The '07 MINI Cooper'S has a 4 cylinder 1.6 liter direct-injected twin-turbocharged engine - and since most fuel in the US now contains 10% ethanol, I'd say the "experimental" technology these guys are pushing is already out there in at least one production car

As the article notes, direct injection has been around for a while (since the '50s). Turbochargers are older than that. The idea here uses direct injection in a novel way.

. . . just about all modern cars have an anti-knock sensor that can richen the mixture if it detects signs of knocking - but with high octane gasoline - it only very rarely has to actually do that - so the "problem" of knocking isn't really there.

The problem isn't stopping current engines from knocking. The problem is to increase compression ratios or boost of an engine without introducing knocking. Increasing the amount of gas in the mixture only makes your fuel efficiency worse.

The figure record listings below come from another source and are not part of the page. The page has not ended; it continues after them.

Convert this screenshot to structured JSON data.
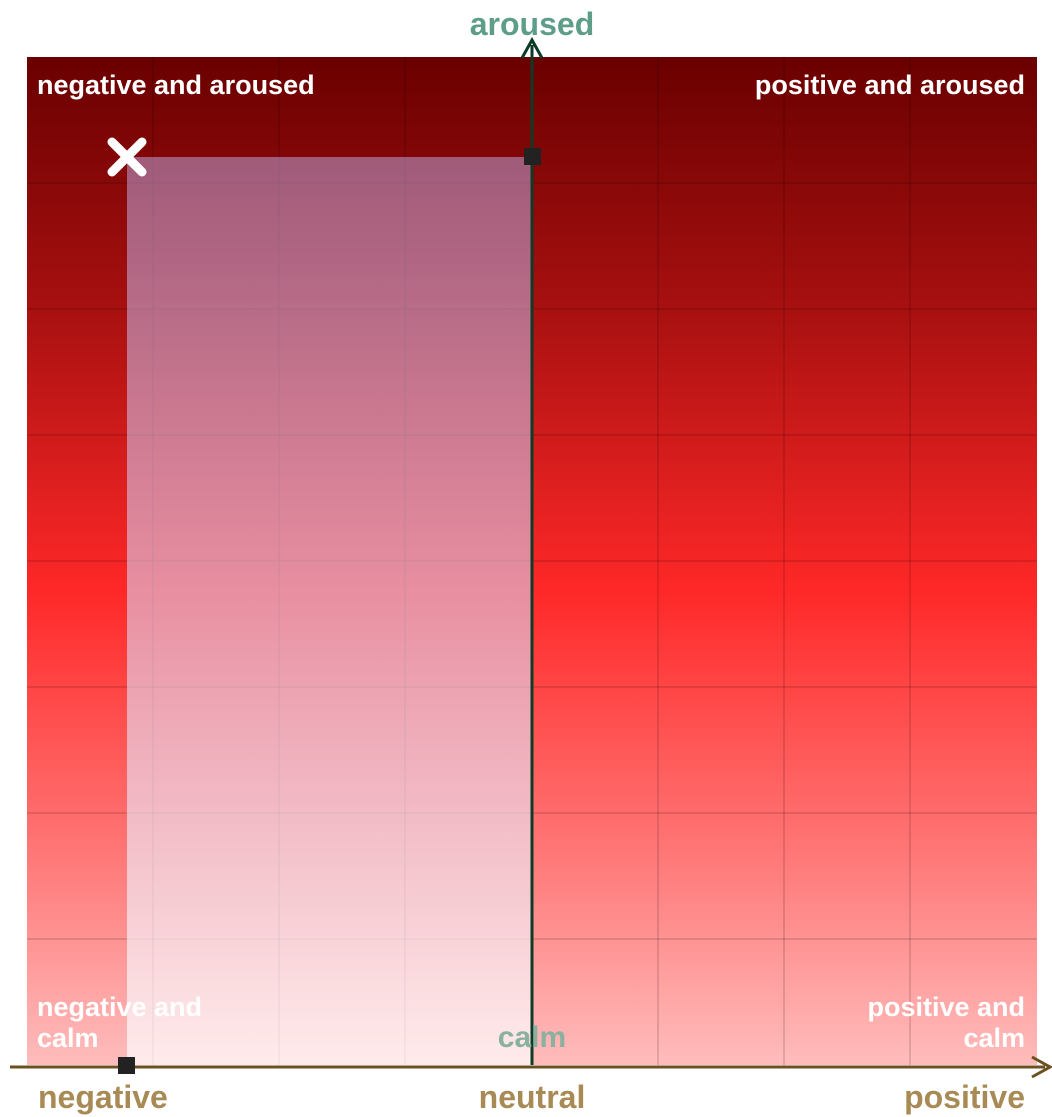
{
  "axes": {
    "top": "aroused",
    "bottom": "calm",
    "left": "negative",
    "center": "neutral",
    "right": "positive"
  },
  "quadrants": {
    "top_left": "negative and aroused",
    "top_right": "positive and aroused",
    "bottom_left": "negative and calm",
    "bottom_right": "positive and calm"
  }
}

The key to this new idea is that the ethanol is injected separately from the regular gas (specifically, during the compression phase). Naturally, you'll need a separate tank of ethanol, which the article claims would need to be replenished about as often as a oil change.

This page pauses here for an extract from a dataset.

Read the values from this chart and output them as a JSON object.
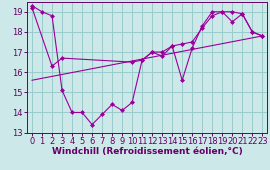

As we know from thermodynamics, matter going through a phase change from liquid to vapor will suck away a lot energy. Ethanol has the nice quality that it will go through a phase change at a lower temperature compared to water.

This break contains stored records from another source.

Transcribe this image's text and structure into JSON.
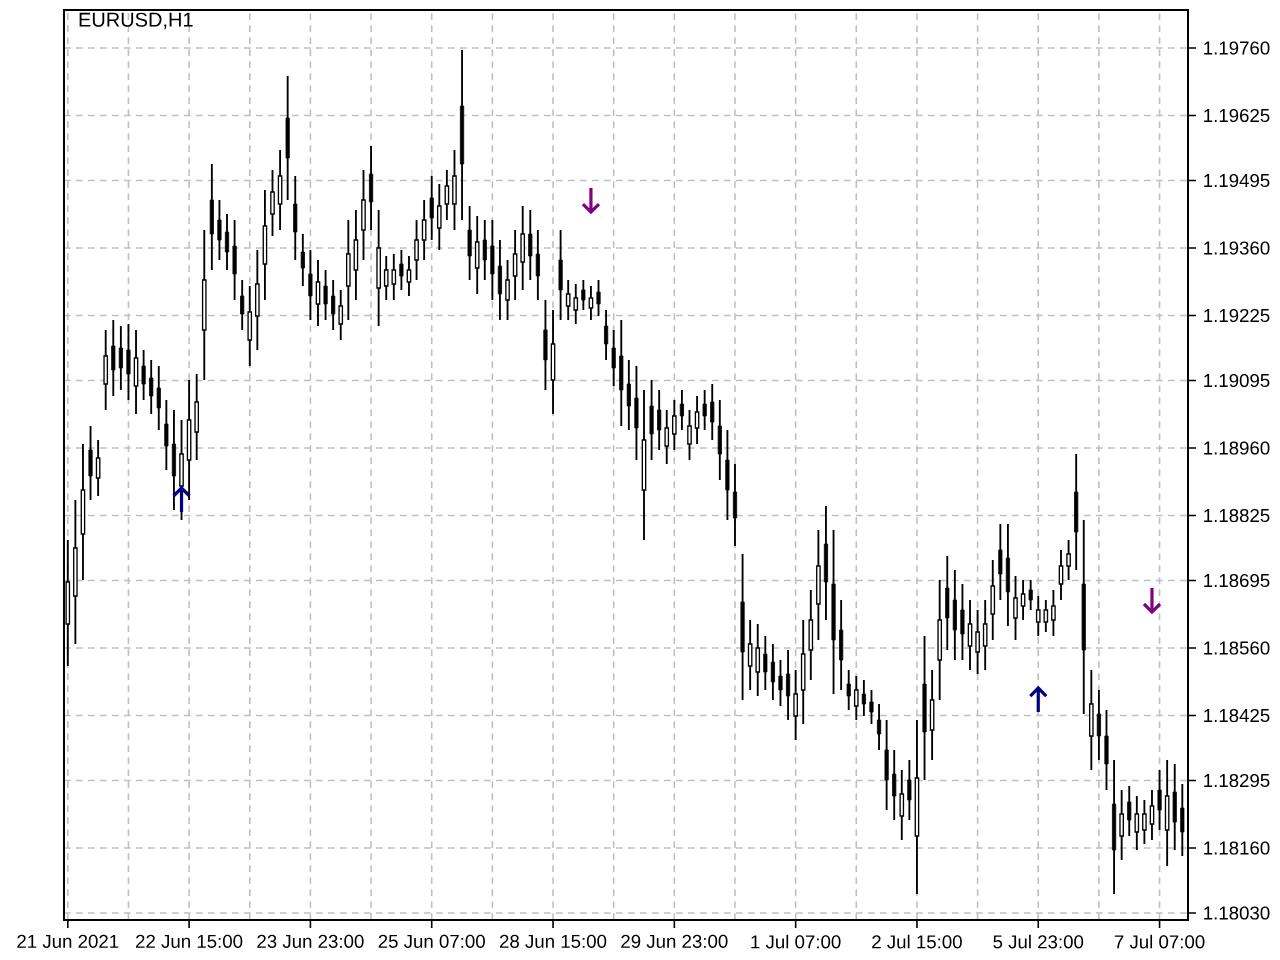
{
  "chart_data": {
    "type": "candlestick",
    "title": "EURUSD,H1",
    "color": "#000000",
    "categories": [
      "21 Jun 2021",
      null,
      null,
      null,
      null,
      null,
      null,
      null,
      null,
      null,
      null,
      null,
      null,
      null,
      null,
      null,
      "22 Jun 15:00",
      null,
      null,
      null,
      null,
      null,
      null,
      null,
      null,
      null,
      null,
      null,
      null,
      null,
      null,
      null,
      "23 Jun 23:00",
      null,
      null,
      null,
      null,
      null,
      null,
      null,
      null,
      null,
      null,
      null,
      null,
      null,
      null,
      null,
      "25 Jun 07:00",
      null,
      null,
      null,
      null,
      null,
      null,
      null,
      null,
      null,
      null,
      null,
      null,
      null,
      null,
      null,
      "28 Jun 15:00",
      null,
      null,
      null,
      null,
      null,
      null,
      null,
      null,
      null,
      null,
      null,
      null,
      null,
      null,
      null,
      "29 Jun 23:00",
      null,
      null,
      null,
      null,
      null,
      null,
      null,
      null,
      null,
      null,
      null,
      null,
      null,
      null,
      null,
      "1 Jul 07:00",
      null,
      null,
      null,
      null,
      null,
      null,
      null,
      null,
      null,
      null,
      null,
      null,
      null,
      null,
      null,
      "2 Jul 15:00",
      null,
      null,
      null,
      null,
      null,
      null,
      null,
      null,
      null,
      null,
      null,
      null,
      null,
      null,
      null,
      "5 Jul 23:00",
      null,
      null,
      null,
      null,
      null,
      null,
      null,
      null,
      null,
      null,
      null,
      null,
      null,
      null,
      null,
      "7 Jul 07:00",
      null,
      null,
      null
    ],
    "ohlc": [
      [
        1.18608,
        1.18776,
        1.18524,
        1.18692
      ],
      [
        1.18664,
        1.18856,
        1.18568,
        1.1876
      ],
      [
        1.18788,
        1.18968,
        1.18696,
        1.18876
      ],
      [
        1.18956,
        1.19004,
        1.18856,
        1.18904
      ],
      [
        1.189,
        1.18976,
        1.18864,
        1.1894
      ],
      [
        1.19088,
        1.19196,
        1.19036,
        1.19144
      ],
      [
        1.19164,
        1.19216,
        1.19064,
        1.19116
      ],
      [
        1.1916,
        1.19204,
        1.19076,
        1.1912
      ],
      [
        1.19156,
        1.19208,
        1.19056,
        1.19108
      ],
      [
        1.19084,
        1.19196,
        1.19028,
        1.1914
      ],
      [
        1.19124,
        1.19156,
        1.19056,
        1.19088
      ],
      [
        1.191,
        1.19136,
        1.19028,
        1.19064
      ],
      [
        1.1908,
        1.19124,
        1.18996,
        1.1904
      ],
      [
        1.19008,
        1.19056,
        1.18916,
        1.18964
      ],
      [
        1.18968,
        1.19036,
        1.18836,
        1.18904
      ],
      [
        1.18884,
        1.19016,
        1.18816,
        1.18948
      ],
      [
        1.18936,
        1.19096,
        1.18856,
        1.19016
      ],
      [
        1.18992,
        1.19108,
        1.18936,
        1.19052
      ],
      [
        1.19196,
        1.19396,
        1.19096,
        1.19296
      ],
      [
        1.19456,
        1.19528,
        1.19316,
        1.19388
      ],
      [
        1.19416,
        1.19456,
        1.19336,
        1.19376
      ],
      [
        1.19392,
        1.19428,
        1.19316,
        1.19352
      ],
      [
        1.19364,
        1.19416,
        1.19256,
        1.19308
      ],
      [
        1.19264,
        1.19296,
        1.19196,
        1.19228
      ],
      [
        1.19176,
        1.19284,
        1.19124,
        1.19232
      ],
      [
        1.19224,
        1.19356,
        1.19156,
        1.19288
      ],
      [
        1.19328,
        1.19476,
        1.19256,
        1.19404
      ],
      [
        1.19428,
        1.19516,
        1.19384,
        1.19472
      ],
      [
        1.19448,
        1.19556,
        1.19396,
        1.19504
      ],
      [
        1.1962,
        1.19704,
        1.19456,
        1.1954
      ],
      [
        1.19448,
        1.19504,
        1.19336,
        1.19392
      ],
      [
        1.19352,
        1.19388,
        1.19284,
        1.1932
      ],
      [
        1.19308,
        1.19356,
        1.19216,
        1.19264
      ],
      [
        1.19248,
        1.19336,
        1.19204,
        1.19292
      ],
      [
        1.19284,
        1.19316,
        1.19216,
        1.19248
      ],
      [
        1.19264,
        1.19296,
        1.19196,
        1.19228
      ],
      [
        1.19208,
        1.19276,
        1.19176,
        1.19244
      ],
      [
        1.19284,
        1.19416,
        1.19216,
        1.19348
      ],
      [
        1.19316,
        1.19436,
        1.19256,
        1.19376
      ],
      [
        1.19396,
        1.19516,
        1.19336,
        1.19456
      ],
      [
        1.19508,
        1.19564,
        1.19396,
        1.19452
      ],
      [
        1.1928,
        1.19436,
        1.19204,
        1.1936
      ],
      [
        1.19284,
        1.19344,
        1.19256,
        1.19316
      ],
      [
        1.19288,
        1.19348,
        1.19256,
        1.19316
      ],
      [
        1.19328,
        1.19356,
        1.19276,
        1.19304
      ],
      [
        1.19292,
        1.19344,
        1.19264,
        1.19316
      ],
      [
        1.19336,
        1.19416,
        1.19296,
        1.19376
      ],
      [
        1.19376,
        1.19456,
        1.19336,
        1.19416
      ],
      [
        1.1946,
        1.19504,
        1.19376,
        1.1942
      ],
      [
        1.194,
        1.19488,
        1.19356,
        1.19444
      ],
      [
        1.19448,
        1.19516,
        1.19416,
        1.19484
      ],
      [
        1.19448,
        1.19556,
        1.19396,
        1.19504
      ],
      [
        1.19644,
        1.19756,
        1.19416,
        1.19528
      ],
      [
        1.19396,
        1.19444,
        1.19296,
        1.19344
      ],
      [
        1.1932,
        1.19424,
        1.19268,
        1.19372
      ],
      [
        1.19376,
        1.19416,
        1.19296,
        1.19336
      ],
      [
        1.19364,
        1.19416,
        1.19256,
        1.19308
      ],
      [
        1.19324,
        1.19376,
        1.19216,
        1.19268
      ],
      [
        1.19256,
        1.19336,
        1.19216,
        1.19296
      ],
      [
        1.19304,
        1.19396,
        1.19256,
        1.19348
      ],
      [
        1.19332,
        1.19444,
        1.19276,
        1.19388
      ],
      [
        1.19388,
        1.19436,
        1.19296,
        1.19344
      ],
      [
        1.19348,
        1.19396,
        1.19256,
        1.19304
      ],
      [
        1.19196,
        1.19256,
        1.19076,
        1.19136
      ],
      [
        1.19096,
        1.19236,
        1.19028,
        1.19168
      ],
      [
        1.19336,
        1.19396,
        1.19216,
        1.19276
      ],
      [
        1.19244,
        1.19296,
        1.19216,
        1.19268
      ],
      [
        1.19236,
        1.19288,
        1.19208,
        1.1926
      ],
      [
        1.19276,
        1.19296,
        1.19236,
        1.19256
      ],
      [
        1.1924,
        1.19284,
        1.19216,
        1.1926
      ],
      [
        1.19272,
        1.19296,
        1.19224,
        1.19248
      ],
      [
        1.19204,
        1.19236,
        1.19136,
        1.19168
      ],
      [
        1.1916,
        1.19196,
        1.19084,
        1.1912
      ],
      [
        1.19144,
        1.19216,
        1.19004,
        1.19076
      ],
      [
        1.19088,
        1.19136,
        1.18996,
        1.19044
      ],
      [
        1.1906,
        1.19124,
        1.18936,
        1.19
      ],
      [
        1.18876,
        1.19076,
        1.18776,
        1.18976
      ],
      [
        1.19044,
        1.19096,
        1.18936,
        1.18988
      ],
      [
        1.19036,
        1.19076,
        1.18956,
        1.18996
      ],
      [
        1.18964,
        1.19036,
        1.18928,
        1.19
      ],
      [
        1.18988,
        1.19056,
        1.18956,
        1.19024
      ],
      [
        1.19048,
        1.19076,
        1.18996,
        1.19024
      ],
      [
        1.18968,
        1.19036,
        1.18936,
        1.19004
      ],
      [
        1.19,
        1.19064,
        1.18968,
        1.19032
      ],
      [
        1.19048,
        1.19076,
        1.18996,
        1.19024
      ],
      [
        1.19052,
        1.19088,
        1.18976,
        1.19012
      ],
      [
        1.19004,
        1.19056,
        1.18896,
        1.18948
      ],
      [
        1.18936,
        1.18996,
        1.18816,
        1.18876
      ],
      [
        1.18872,
        1.18928,
        1.18764,
        1.1882
      ],
      [
        1.18652,
        1.18748,
        1.18456,
        1.18552
      ],
      [
        1.18524,
        1.18616,
        1.18476,
        1.18568
      ],
      [
        1.18512,
        1.18608,
        1.18464,
        1.1856
      ],
      [
        1.18548,
        1.18584,
        1.18476,
        1.18512
      ],
      [
        1.18532,
        1.18568,
        1.18456,
        1.18492
      ],
      [
        1.18504,
        1.18536,
        1.18444,
        1.18476
      ],
      [
        1.18508,
        1.18556,
        1.18416,
        1.18464
      ],
      [
        1.18424,
        1.18516,
        1.18376,
        1.18468
      ],
      [
        1.18476,
        1.18616,
        1.18408,
        1.18548
      ],
      [
        1.18556,
        1.18676,
        1.18496,
        1.18616
      ],
      [
        1.18648,
        1.18796,
        1.18576,
        1.18724
      ],
      [
        1.18768,
        1.18844,
        1.18616,
        1.18692
      ],
      [
        1.18688,
        1.18796,
        1.18468,
        1.18576
      ],
      [
        1.18596,
        1.18656,
        1.18476,
        1.18536
      ],
      [
        1.18488,
        1.18516,
        1.18436,
        1.18464
      ],
      [
        1.18444,
        1.18504,
        1.18416,
        1.18476
      ],
      [
        1.18468,
        1.18496,
        1.18424,
        1.18448
      ],
      [
        1.18452,
        1.18476,
        1.18408,
        1.18432
      ],
      [
        1.18416,
        1.18448,
        1.18356,
        1.18388
      ],
      [
        1.18356,
        1.18416,
        1.18236,
        1.18296
      ],
      [
        1.18308,
        1.18356,
        1.18216,
        1.18264
      ],
      [
        1.18224,
        1.18316,
        1.18176,
        1.18268
      ],
      [
        1.18296,
        1.18336,
        1.18216,
        1.18256
      ],
      [
        1.18184,
        1.18416,
        1.18068,
        1.183
      ],
      [
        1.18488,
        1.18584,
        1.18296,
        1.18392
      ],
      [
        1.18396,
        1.18516,
        1.18336,
        1.18456
      ],
      [
        1.18536,
        1.18696,
        1.18456,
        1.18616
      ],
      [
        1.1868,
        1.18744,
        1.18556,
        1.1862
      ],
      [
        1.18656,
        1.18716,
        1.18536,
        1.18596
      ],
      [
        1.18636,
        1.18688,
        1.18536,
        1.18588
      ],
      [
        1.18564,
        1.18656,
        1.18516,
        1.18608
      ],
      [
        1.18552,
        1.18636,
        1.18508,
        1.18592
      ],
      [
        1.18564,
        1.18656,
        1.18516,
        1.18608
      ],
      [
        1.18628,
        1.18736,
        1.18576,
        1.18684
      ],
      [
        1.18756,
        1.18808,
        1.18656,
        1.18708
      ],
      [
        1.1874,
        1.18808,
        1.18604,
        1.18672
      ],
      [
        1.1862,
        1.18704,
        1.18576,
        1.1866
      ],
      [
        1.18644,
        1.18696,
        1.18616,
        1.18668
      ],
      [
        1.18676,
        1.18696,
        1.18636,
        1.18656
      ],
      [
        1.18612,
        1.18664,
        1.18584,
        1.18636
      ],
      [
        1.18612,
        1.18656,
        1.18592,
        1.18636
      ],
      [
        1.18616,
        1.18676,
        1.18584,
        1.18644
      ],
      [
        1.18688,
        1.18756,
        1.18656,
        1.18724
      ],
      [
        1.18724,
        1.18776,
        1.18696,
        1.18748
      ],
      [
        1.18872,
        1.18948,
        1.18716,
        1.18792
      ],
      [
        1.18688,
        1.18816,
        1.18428,
        1.18556
      ],
      [
        1.18384,
        1.18516,
        1.18316,
        1.18448
      ],
      [
        1.18428,
        1.18476,
        1.18336,
        1.18384
      ],
      [
        1.18384,
        1.18436,
        1.18276,
        1.18328
      ],
      [
        1.18248,
        1.18336,
        1.18068,
        1.18156
      ],
      [
        1.18184,
        1.18276,
        1.18136,
        1.18228
      ],
      [
        1.18252,
        1.18284,
        1.18184,
        1.18216
      ],
      [
        1.18192,
        1.18264,
        1.18156,
        1.18228
      ],
      [
        1.18196,
        1.18256,
        1.18168,
        1.18228
      ],
      [
        1.18208,
        1.18276,
        1.18176,
        1.18244
      ],
      [
        1.18276,
        1.18316,
        1.18196,
        1.18236
      ],
      [
        1.18196,
        1.18336,
        1.18124,
        1.18264
      ],
      [
        1.18272,
        1.18328,
        1.18156,
        1.18212
      ],
      [
        1.1824,
        1.18288,
        1.18144,
        1.18192
      ]
    ],
    "series": [
      {
        "type": "scatter",
        "color": "#000080",
        "values": [
          null,
          null,
          null,
          null,
          null,
          null,
          null,
          null,
          null,
          null,
          null,
          null,
          null,
          null,
          null,
          1.18856,
          null,
          null,
          null,
          null,
          null,
          null,
          null,
          null,
          null,
          null,
          null,
          null,
          null,
          null,
          null,
          null,
          null,
          null,
          null,
          null,
          null,
          null,
          null,
          null,
          null,
          null,
          null,
          null,
          null,
          null,
          null,
          null,
          null,
          null,
          null,
          null,
          null,
          null,
          null,
          null,
          null,
          null,
          null,
          null,
          null,
          null,
          null,
          null,
          null,
          null,
          null,
          null,
          null,
          null,
          null,
          null,
          null,
          null,
          null,
          null,
          null,
          null,
          null,
          null,
          null,
          null,
          null,
          null,
          null,
          null,
          null,
          null,
          null,
          null,
          null,
          null,
          null,
          null,
          null,
          null,
          null,
          null,
          null,
          null,
          null,
          null,
          null,
          null,
          null,
          null,
          null,
          null,
          null,
          null,
          null,
          null,
          null,
          null,
          null,
          null,
          null,
          null,
          null,
          null,
          null,
          null,
          null,
          null,
          null,
          null,
          null,
          null,
          1.18456,
          null,
          null,
          null,
          null,
          null,
          null,
          null,
          null,
          null,
          null,
          null,
          null,
          null,
          null,
          null,
          null,
          null,
          null,
          null
        ]
      },
      {
        "type": "scatter",
        "color": "#800080",
        "values": [
          null,
          null,
          null,
          null,
          null,
          null,
          null,
          null,
          null,
          null,
          null,
          null,
          null,
          null,
          null,
          null,
          null,
          null,
          null,
          null,
          null,
          null,
          null,
          null,
          null,
          null,
          null,
          null,
          null,
          null,
          null,
          null,
          null,
          null,
          null,
          null,
          null,
          null,
          null,
          null,
          null,
          null,
          null,
          null,
          null,
          null,
          null,
          null,
          null,
          null,
          null,
          null,
          null,
          null,
          null,
          null,
          null,
          null,
          null,
          null,
          null,
          null,
          null,
          null,
          null,
          null,
          null,
          null,
          null,
          1.19456,
          null,
          null,
          null,
          null,
          null,
          null,
          null,
          null,
          null,
          null,
          null,
          null,
          null,
          null,
          null,
          null,
          null,
          null,
          null,
          null,
          null,
          null,
          null,
          null,
          null,
          null,
          null,
          null,
          null,
          null,
          null,
          null,
          null,
          null,
          null,
          null,
          null,
          null,
          null,
          null,
          null,
          null,
          null,
          null,
          null,
          null,
          null,
          null,
          null,
          null,
          null,
          null,
          null,
          null,
          null,
          null,
          null,
          null,
          null,
          null,
          null,
          null,
          null,
          null,
          null,
          null,
          null,
          null,
          null,
          null,
          null,
          null,
          null,
          1.18656,
          null,
          null,
          null,
          null
        ]
      }
    ],
    "ylim": [
      1.18016,
      1.19836
    ],
    "yticks": [
      {
        "value": 1.1976,
        "label": "1.19760"
      },
      {
        "value": 1.19625,
        "label": "1.19625"
      },
      {
        "value": 1.19495,
        "label": "1.19495"
      },
      {
        "value": 1.1936,
        "label": "1.19360"
      },
      {
        "value": 1.19225,
        "label": "1.19225"
      },
      {
        "value": 1.19095,
        "label": "1.19095"
      },
      {
        "value": 1.1896,
        "label": "1.18960"
      },
      {
        "value": 1.18825,
        "label": "1.18825"
      },
      {
        "value": 1.18695,
        "label": "1.18695"
      },
      {
        "value": 1.1856,
        "label": "1.18560"
      },
      {
        "value": 1.18425,
        "label": "1.18425"
      },
      {
        "value": 1.18295,
        "label": "1.18295"
      },
      {
        "value": 1.1816,
        "label": "1.18160"
      },
      {
        "value": 1.1803,
        "label": "1.18030"
      }
    ],
    "grid": true
  }
}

Thermodynamics also tells us that as pressure increases, so does temperature. In a normal engine, the piston will compress the fuel/air mixture, thus increasing the temperature of the mixture. If the temperature gets too high, the mixture will ignite on its own. This is more likely if your engine has too high of a compression ratio or you're using some kind of boost system (turbo or superchargers). This is why cars with turbos often have intercoolers.

What they're doing here is increasing the compression ratio and/or adding a turbo. You can choose to slap on an intercooler if you wish. As the piston goes through the compression stroke, the fuel/air mixture gets hotter as before, but then some ethanol is injected, which vaporizes, thus cooling the mixture. The mixture is then ignited by a spark plug normally. Brilliant.

Preignition is NOT knock

[Alizarin+Erythrosin]

Preignition is when the fuel/air charge ignites at the point of lowest compression, and then the engine has to compress this hot, expanded gas. This is how holes get burned in pistons. Knock is detonation, where the fuel/air charge does not burn in a controlled flame front, i.e. it suddenly detonates. It requires that timing advance be backed down a bit.

Yes, THAT Cobasys

[Engineer-Poet]

You are quoting Cobasys' press about itself. This is not unlike citing the "Live green, go yellow" campaign as "proof" that GM's products are all ecologically beneficial, or "Carbon dioxide, we call it life" as proof that Exxon-Mobil is likewise.

Other people have different things to say about Cobasys:

Boschert describes many obstacles hindering widespread production of PHEVs, but none are more important to her than the difficulties that EV developers encounter when they try to obtain large-format nickel metal hydride (NiMH) batteries.

And this, which killed the electric RAV4:

Chevron then put the battery rights under control of a Joint Venture, "COBASYS," and decided to fund a lawsuit against large-format (electric car battery) competitors such as Toyota-Panasonic.
Chevron's lawsuit led to a settlement agreement with PEVE (and Sanyo, etc.) whereby Toyota paid $30M to Chevron, Toyota was granted the rights to use "small-format" batteries on the Prius, and Toyota agreed not to build "large-format" versions of its batteries (needed for plug-in cars) for export to the U.S. until 2014.

There's plenty more, just perform the search suggested at the first link.

It appears likely that the advances in Li-ion and carbon-backed lead-acid will make it far more difficult to keep the next round of batteries out of vehicles. Regardless, the delay in availability of mass-market PHEV's and EV's has meant many billions or tens of billions of dollars in additional revenue for the oil companies and oil exporting nations. (The current administration shares responsibility for e.g. terminating the Partnership for a New Generation of Vehicles, which would have delivered 80-MPG sedans about.... now.)

The take-home lesson? Don't believe everything you read.